The origin of Shaolin Kung Fu is generally credited to an Indian monk named Tat Moh, who is also sometimes known as Boddhidharma. He began life as a prince in Southern India, but became a devoted Buddhist, renouncing his
royal heritage to take up the simple lifestyle of a monk. He traveled widely, spreading the teachings of Buddhism. Eventually he rose to become the 28th patriarch of India.
In those days, it was common for Indian monks to travel to China where Their Buddhist teachings were eagerly received. In the year 520 A.D. Tat Moh made just such a journey, right through India and China, finally
settling at the monastery called Shao Lin – which means ‘little forest’. He
was disappointed, however, to find the monks very weak and unable to
withstand the austere ways of Buddhism – a life which often consisted of
long fasts and frugal living.
Tat Moh therefore retired into a cave and meditated in isolation in order
to find a solution to the problem. When he emerged after nine years of hard
study, he had devised a set of exercises for the monks. These were similar
to some Indian exercises such as yoga and were intended to regulate and
strengthen the monks’ chi flow. Their intention was to strengthen the monks
and increase their health and vitality; and this they did, so successfully
that Tat Moh’s Chi Kung exercises are still practiced to this day. They
form the basis of the Shaolin Arts.
It seems that in China there was more than one temple named ‘Shaolin’. In
this history we will discuss only the Shaolin temple in Fukien Province,
since ours is a Fukienese art.
In the history of China there was much lawlessness. Bandits and villains
were widespread. Temples were vulnerable to attack, as were monks who
traveled the country teaching the ways of Buddhism. So as to protect
themselves, the monks developed a system of fighting based on the exercises
taught by the founder master – Tat Moh.
Buddhist monks are very gentle and good natured. Their fighting system was
developed only to defend themselves against harm. This system was called
the ‘Lohon’ style after the monks in the temple (Lohons) who developed it.
The Lohon style is a very basic form of Kung Fu which emphasizes low
stances and strong body posture. It proved very successful.
The monks of the Shaolin temple practiced diligently to increase their
martial arts skills and were constantly striving to improve their art. A
great step forward came with the evolution of the third Shaolin style,
called the Tiger style – Tai Chor in Chinese. This was developed by a
Chinese emperor, who had relinquished his royal position to adopt the
austere ways of Buddhism. He finally settled at the Shaolin temple where he
studied deeply in the martial arts, eventually developing the Tai Chor
style. For this reason, Tai Chor is sometimes also known as the emperor’s
style. Tai Chor uses the strong but mobile stance which we use in the
Tiger-Crane combination, and which we call the ‘walking stance’. It also
emphasizes a very strong twisting punch.
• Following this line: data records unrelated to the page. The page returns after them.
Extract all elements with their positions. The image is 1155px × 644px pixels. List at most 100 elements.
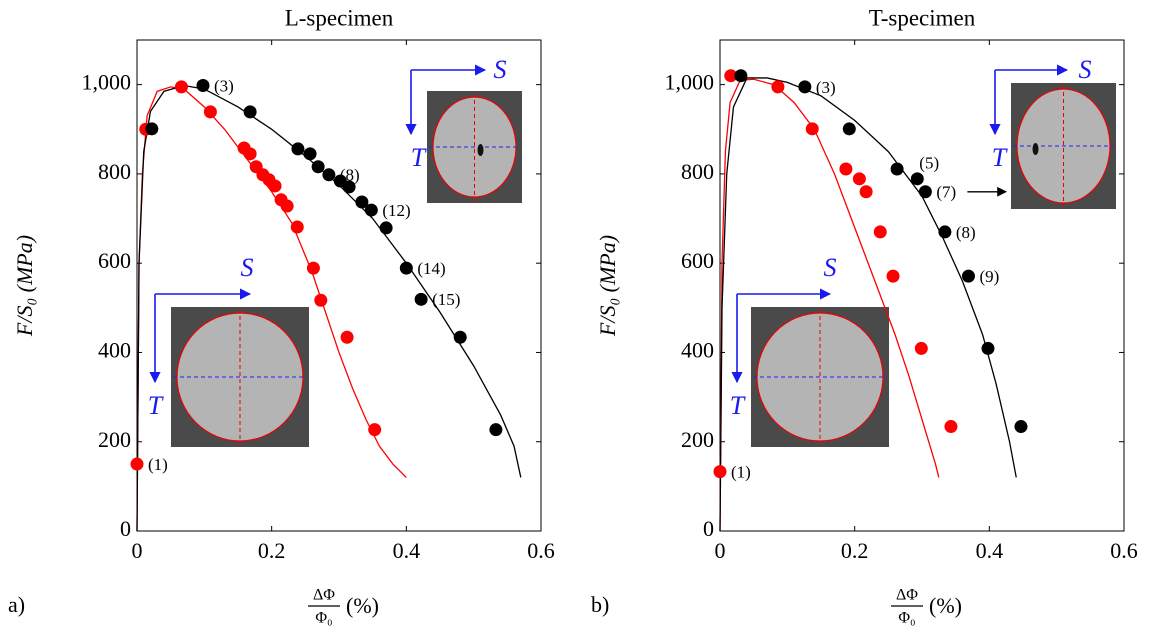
data-point <box>489 423 503 437</box>
data-point <box>1014 420 1028 434</box>
y-tick-label: 1,000 <box>82 70 132 95</box>
x-tick-label: 0 <box>132 538 143 563</box>
x-label-numerator: ΔΦ <box>313 587 335 604</box>
point-label: (7) <box>936 183 956 202</box>
data-point <box>174 80 188 94</box>
y-tick-label: 1,000 <box>665 70 715 95</box>
data-point <box>938 225 952 239</box>
point-label: (15) <box>432 290 460 309</box>
data-point <box>342 180 356 194</box>
y-axis-label: F/S₀ (MPa) <box>12 235 37 337</box>
data-point <box>399 261 413 275</box>
inset-defect <box>1032 143 1039 155</box>
data-point <box>453 330 467 344</box>
data-point <box>280 199 294 213</box>
data-point <box>322 168 336 182</box>
point-label: (1) <box>148 455 168 474</box>
x-tick-label: 0.6 <box>527 538 555 563</box>
data-point <box>910 172 924 186</box>
panel-label: a) <box>8 592 25 617</box>
x-tick-label: 0.2 <box>258 538 286 563</box>
data-point <box>311 160 325 174</box>
y-tick-label: 400 <box>98 338 131 363</box>
data-point <box>414 292 428 306</box>
data-point <box>145 122 159 136</box>
data-point <box>944 420 958 434</box>
y-axis-label: F/S₀ (MPa) <box>595 235 620 337</box>
data-point <box>306 261 320 275</box>
data-point <box>734 69 748 83</box>
curve <box>719 77 1017 532</box>
point-label: (8) <box>956 223 976 242</box>
point-label: (12) <box>382 201 410 220</box>
data-point <box>713 465 727 479</box>
inset-t-label: T <box>730 391 746 420</box>
x-tick-label: 0.4 <box>393 538 421 563</box>
y-tick-label: 800 <box>681 159 714 184</box>
point-label: (5) <box>919 154 939 173</box>
plot-frame <box>136 39 542 532</box>
plot-frame <box>719 39 1125 532</box>
chart-title: T-specimen <box>869 5 976 30</box>
y-tick-label: 600 <box>98 248 131 273</box>
y-tick-label: 200 <box>98 427 131 452</box>
data-point <box>340 330 354 344</box>
data-point <box>303 147 317 161</box>
data-point <box>368 423 382 437</box>
inset-t-label: T <box>992 143 1008 172</box>
data-point <box>243 147 257 161</box>
chart-title: L-specimen <box>285 5 394 30</box>
x-label-numerator: ΔΦ <box>896 587 918 604</box>
data-point <box>130 457 144 471</box>
data-point <box>873 225 887 239</box>
data-point <box>196 79 210 93</box>
point-label: (3) <box>816 78 836 97</box>
y-tick-label: 0 <box>120 516 131 541</box>
data-point <box>805 122 819 136</box>
x-tick-label: 0.4 <box>976 538 1004 563</box>
point-label: (3) <box>214 76 234 95</box>
data-point <box>771 80 785 94</box>
data-point <box>890 162 904 176</box>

In fact, the straight punch which
ends with a twist of the fist has become a hallmark of Shaolin Kung Fu. The
Tai Chor style develops great power and was, therefore, able to defeat the
Lohon style which it superseded.
No style is unbeatable. Every move has a counter. Inevitably, another style
was later developed which could counter the Tiger style. This was the
monkey style, known in Chinese as Tai Sheng. Monkey is a very fast,
deceptive style. The monkey tends to close in on his opponent, strike and
retreat all in one rapid sequence. Hence, the powerful Tiger may be unable
to hit his tricky, constantly moving opponent. If the monkey misses with a
strike, he will still move away from his opponent so as not to allow them
the chance to counter him. The monkey’s strikes are accurate, more than
powerful and are delivered with fingers or the open palm. Grabbing is also
a favorite monkey technique. The monkey likes to crouch and often attacks
the lower body. He especially favours targeting the groin. For male
opponents this can result in serious loss!
Indian Budha Academy
Because the monkey style consists of much crouching and rolling, it is best
suited to people who are short. It is often considered one of the most
entertaining styles to watch.
How can the techniques of the monkey possibly be countered? The answer is
by the techniques of the white crane! The white crane style was the last
and most technically advanced style to be developed in the Fukien Shaolin
Temple. Even to this day, the crane style is regarded with great respect
and is shrouded in secrecy by its masters. Hence it has been one of the
last Kung Fu styles which the Chinese have ‘let go’ to westerners.
What is this devastating secret possessed by the white crane? The crane
sticks. As soon as the crane is attacked it establishes touch contact. If
its opponent tries to land the attack, the crane deflects it: if the
opponent withdraws, the crane follows; never releasing its touch until it
finds a certain opportunity to strike – which it does with no mercy. What
use the tricky techniques of the monkey? As he tries to dart away the crane
will follow, sticking to him until the chance presents itself to strike.
The white crane style represents the pinnacle of the Shaolin martial arts.